Der EuGH hat in einem von einem Luxusartikel-Konzern gegen Google geführten Rechtsstreit entschieden, dass die Suchmaschinenbetreiberin auch geschützte Marken Dritter als Keywords verkaufen dürfe. Entsprechend ist es Dritten grundsätzlich nicht verboten, fremde Marken als Stichworte für ihre Internet-Anzeigen zu nutzen. In der Verwendung einer fremden Marke als Keyword sei kein kennzeichenmässiger Gebrauch zu erkennen, welcher aber für die Verletzung Markenrechte Dritter notwendig wäre.

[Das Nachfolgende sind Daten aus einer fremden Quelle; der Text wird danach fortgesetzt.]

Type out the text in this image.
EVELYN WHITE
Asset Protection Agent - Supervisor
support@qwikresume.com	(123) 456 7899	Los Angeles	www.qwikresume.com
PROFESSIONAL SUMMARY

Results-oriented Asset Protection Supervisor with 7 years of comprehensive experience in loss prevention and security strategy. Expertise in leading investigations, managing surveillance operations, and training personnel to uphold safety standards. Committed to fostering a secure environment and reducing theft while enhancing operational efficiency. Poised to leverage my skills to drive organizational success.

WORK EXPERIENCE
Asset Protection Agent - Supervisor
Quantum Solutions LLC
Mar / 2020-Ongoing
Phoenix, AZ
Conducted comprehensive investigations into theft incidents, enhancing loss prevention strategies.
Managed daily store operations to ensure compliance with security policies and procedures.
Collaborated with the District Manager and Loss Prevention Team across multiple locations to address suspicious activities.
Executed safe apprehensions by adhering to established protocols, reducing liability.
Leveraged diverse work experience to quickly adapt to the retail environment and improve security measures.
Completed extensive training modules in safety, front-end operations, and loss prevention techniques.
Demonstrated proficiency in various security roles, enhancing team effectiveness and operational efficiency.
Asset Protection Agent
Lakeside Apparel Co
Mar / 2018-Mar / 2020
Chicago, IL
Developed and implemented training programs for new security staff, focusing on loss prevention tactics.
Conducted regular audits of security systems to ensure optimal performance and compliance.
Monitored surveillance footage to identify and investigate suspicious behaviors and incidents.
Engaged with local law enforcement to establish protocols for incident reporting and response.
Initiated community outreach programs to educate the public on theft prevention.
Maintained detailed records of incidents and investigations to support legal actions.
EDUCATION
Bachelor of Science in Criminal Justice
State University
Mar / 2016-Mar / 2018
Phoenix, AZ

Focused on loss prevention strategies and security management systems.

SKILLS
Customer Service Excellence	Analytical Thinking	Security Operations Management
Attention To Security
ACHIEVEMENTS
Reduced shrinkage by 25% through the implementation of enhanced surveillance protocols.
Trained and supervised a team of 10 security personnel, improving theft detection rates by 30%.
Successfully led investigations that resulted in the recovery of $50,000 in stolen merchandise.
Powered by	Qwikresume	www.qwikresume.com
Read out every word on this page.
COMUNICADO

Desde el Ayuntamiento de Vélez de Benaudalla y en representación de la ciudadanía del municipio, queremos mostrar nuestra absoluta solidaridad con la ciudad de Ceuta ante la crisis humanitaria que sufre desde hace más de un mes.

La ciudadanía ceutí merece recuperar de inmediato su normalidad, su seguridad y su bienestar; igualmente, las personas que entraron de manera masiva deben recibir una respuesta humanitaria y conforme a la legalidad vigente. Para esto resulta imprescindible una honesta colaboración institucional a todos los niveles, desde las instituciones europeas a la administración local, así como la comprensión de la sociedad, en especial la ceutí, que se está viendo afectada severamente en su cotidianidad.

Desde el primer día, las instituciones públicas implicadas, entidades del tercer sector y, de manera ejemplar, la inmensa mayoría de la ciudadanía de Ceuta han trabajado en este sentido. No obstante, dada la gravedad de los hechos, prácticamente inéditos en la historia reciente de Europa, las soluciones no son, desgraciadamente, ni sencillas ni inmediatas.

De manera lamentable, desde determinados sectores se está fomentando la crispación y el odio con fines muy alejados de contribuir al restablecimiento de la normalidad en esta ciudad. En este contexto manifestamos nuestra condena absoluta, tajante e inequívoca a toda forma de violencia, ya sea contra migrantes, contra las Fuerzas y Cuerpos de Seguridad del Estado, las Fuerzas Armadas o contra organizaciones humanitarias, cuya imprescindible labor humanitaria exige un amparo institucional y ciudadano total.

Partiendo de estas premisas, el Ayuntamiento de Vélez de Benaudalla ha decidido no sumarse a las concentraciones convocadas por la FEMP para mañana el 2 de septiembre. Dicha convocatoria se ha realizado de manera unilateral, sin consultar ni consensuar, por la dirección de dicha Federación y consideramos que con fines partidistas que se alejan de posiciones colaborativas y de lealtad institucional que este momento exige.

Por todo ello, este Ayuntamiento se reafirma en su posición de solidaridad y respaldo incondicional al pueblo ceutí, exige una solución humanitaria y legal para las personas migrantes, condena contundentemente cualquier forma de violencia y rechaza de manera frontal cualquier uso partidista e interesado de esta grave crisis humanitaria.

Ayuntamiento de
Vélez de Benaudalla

Vorsicht ist allerdings geboten, wenn die fremde Marke nicht nur als AdWord hinterlegt, sondern die betroffene Marke auch in der geschalteten Anzeige / Domain-Adresse oder im Suchergebnis selbst erscheint. In diesen Fällen wird die fremde Marke nämlich nach aussen sichtbar, womit auf eine betriebliche Herkunft verwiesen wird und damit eine Verletzung fremder Markenrechte vorliegen kann. Darüber hinaus können auch wettbewerbsrechtliche Bestimmungen verletzt sein, wenn der Eindruck entsteht, dass die beiden Unternehmen wirtschaftlich miteinander verbunden sind.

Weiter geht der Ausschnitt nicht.